深入解析分布式事务中间件seata-AT模式
作者 | illusionguo(郭江彬)
导读
seata是阿里巴巴开源、用于解决分布式事务的中间件。目前在github上已经拥有18k+的star,是分布式事务中间件的翘楚。本文将详细解读源码,深入探索AT模式如何协同处理分布式事务。
写在前面
seata拥有四种解决分布式事务的模式:AT、TCC、XA、SAGA。
下面给出四种模式的简要说明:
AT:一种通过动态代理实现无侵入的分布式事务解决方案,是2pc的一种实现,一阶段:业务数据和回滚日志记录在同一个本地事务中提交,释放本地锁和连接资源。二阶段:提交异步化,非常快速地完成,而回滚则通过一阶段的回滚日志进行反向补偿。
TCC:一种侵入式解决方案,每个分支事务都需要自己实现TCC的行为,支持把 “自定义” 的分支事务纳入到全局事务的管理中。
XA:利用事务资源(数据库、消息服务等)对 XA 协议的支持,以 XA 协议的机制来管理分支事务的一种解决方案。
SAGA:把事务看成多个阶段,每个阶段都可以向前补偿与向后回滚,需要自己实现一阶段正向服务和二阶段补偿服务,以状态机引擎来驱动全局事务的一种解决方案。

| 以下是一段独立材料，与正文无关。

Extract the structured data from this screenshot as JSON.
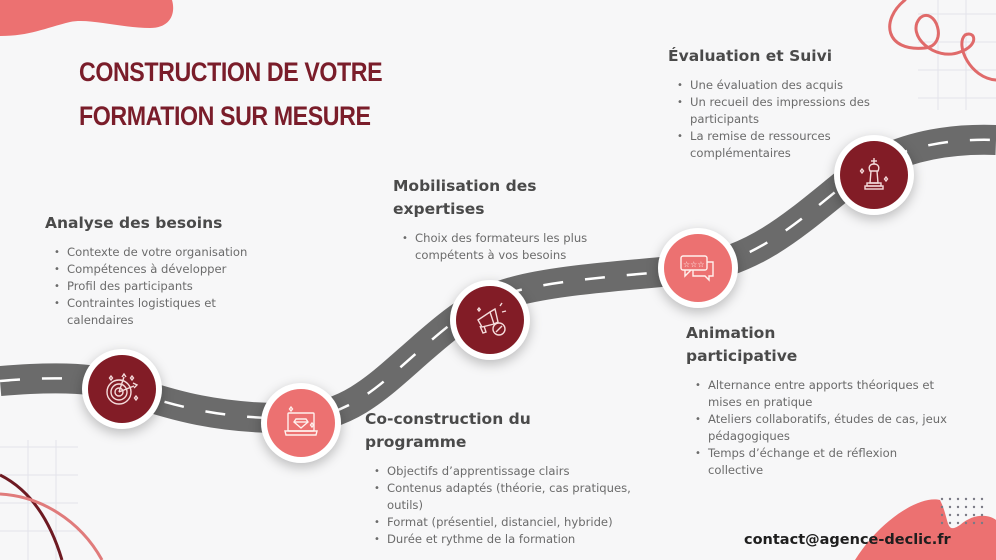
{
  "title": {
    "line1": "CONSTRUCTION DE VOTRE",
    "line2": "FORMATION SUR MESURE"
  },
  "colors": {
    "dark_red": "#821c26",
    "coral": "#ec7171",
    "road": "#6b6b6b",
    "heading": "#4a4a4a",
    "body_text": "#6b6b6b"
  },
  "steps": [
    {
      "title": "Analyse des besoins",
      "icon": "target-arrows-icon",
      "items": [
        "Contexte de votre organisation",
        "Compétences à développer",
        "Profil des participants",
        "Contraintes logistiques et calendaires"
      ]
    },
    {
      "title": "Co-construction du programme",
      "icon": "laptop-diamond-icon",
      "items": [
        "Objectifs d’apprentissage clairs",
        "Contenus adaptés (théorie, cas pratiques, outils)",
        "Format (présentiel, distanciel, hybride)",
        "Durée et rythme de la formation"
      ]
    },
    {
      "title": "Mobilisation des expertises",
      "icon": "megaphone-percent-icon",
      "items": [
        "Choix des formateurs les plus compétents à vos besoins"
      ]
    },
    {
      "title": "Animation participative",
      "icon": "chat-stars-icon",
      "items": [
        "Alternance entre apports théoriques et mises en pratique",
        "Ateliers collaboratifs, études de cas, jeux pédagogiques",
        "Temps d’échange et de réflexion collective"
      ]
    },
    {
      "title": "Évaluation et Suivi",
      "icon": "chess-king-icon",
      "items": [
        "Une évaluation des acquis",
        "Un recueil des impressions des participants",
        "La remise de ressources complémentaires"
      ]
    }
  ],
  "contact": "contact@agence-declic.fr"
}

本文会按照AT模式的执行全局事务的主流程顺序,对三端(TM、RM、TC)如何协同处理分布式事务进行解析,解析顺序是TM->RM->TC,会对源码中无关的部分做适当的删减,注明代码省略,以便阅读。
下面是AT模式三端的简要说明:
TM (Transaction Manager) - 事务管理器:定义全局事务的范围:开始全局事务、提交或回滚全局事务。

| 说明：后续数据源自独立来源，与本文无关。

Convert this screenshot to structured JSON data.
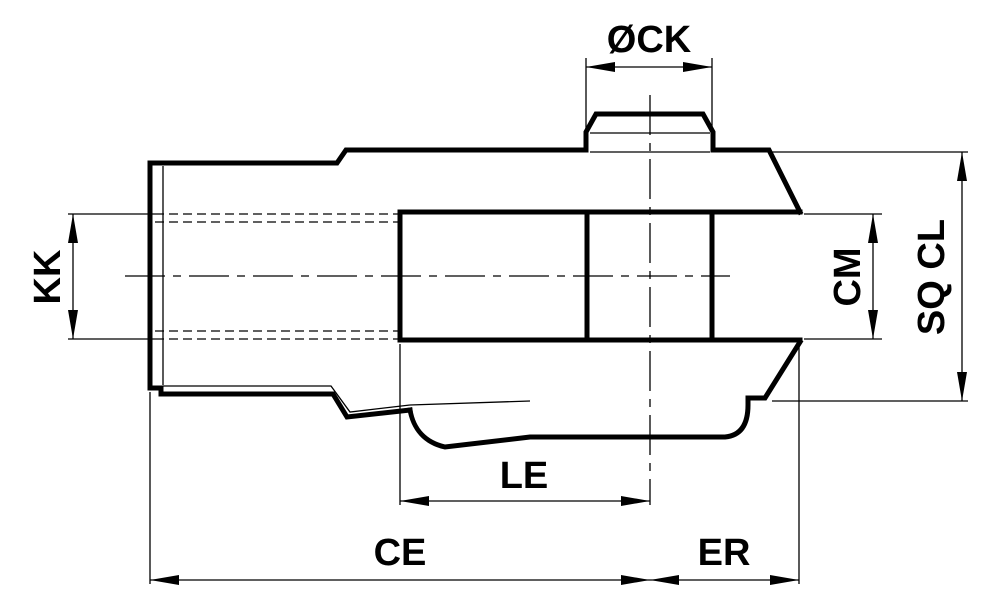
{
  "drawing": {
    "subject": "Clevis rod end, side view with dimension callouts",
    "line_color": "#000000",
    "background": "#ffffff"
  },
  "dimensions": {
    "ck": {
      "label": "ØCK",
      "orientation": "horizontal",
      "meaning": "pin bore diameter"
    },
    "kk": {
      "label": "KK",
      "orientation": "vertical",
      "meaning": "thread size"
    },
    "cm": {
      "label": "CM",
      "orientation": "vertical",
      "meaning": "slot width"
    },
    "sq_cl": {
      "label": "SQ CL",
      "orientation": "vertical",
      "meaning": "square body width"
    },
    "le": {
      "label": "LE",
      "orientation": "horizontal",
      "meaning": "slot length to pin center"
    },
    "ce": {
      "label": "CE",
      "orientation": "horizontal",
      "meaning": "overall length to pin center"
    },
    "er": {
      "label": "ER",
      "orientation": "horizontal",
      "meaning": "pin center to end"
    }
  }
}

RM (Resource Manager) - 资源管理器:管理分支事务处理的资源,与TC交谈以注册分支事务和报告分支事务的状态,并驱动分支事务提交或回滚。
TC (Transaction Coordinator) - 事务协调者:维护全局和分支事务的状态,驱动全局事务提交或回滚。
三端协同处理图
AT-TM端分析
AT-TM端是基于spring的ioc与aop能力对原方法进行动态代理,处理全局事务的发起与提交或回滚。
@Bean
@DependsOn({BEAN_NAME_SPRING_APPLICATION_CONTEXT_PROVIDER, BEAN_NAME_FAILURE_HANDLER})
@ConditionalOnMissingBean(GlobalTransactionScanner.class)
public GlobalTransactionScanner globalTransactionScanner(SeataProperties seataProperties, FailureHandler failureHandler) {
...//代码省略
return new GlobalTransactionScanner(seataProperties.getApplicationId(), seataProperties.getTxServiceGroup(), failureHandler);
}
SeataAutoConfiguration是AT-TM端的源头,利用了spring自动注入的特点,为某个方法打上@Bean注解,生成GlobalTransactionScanner。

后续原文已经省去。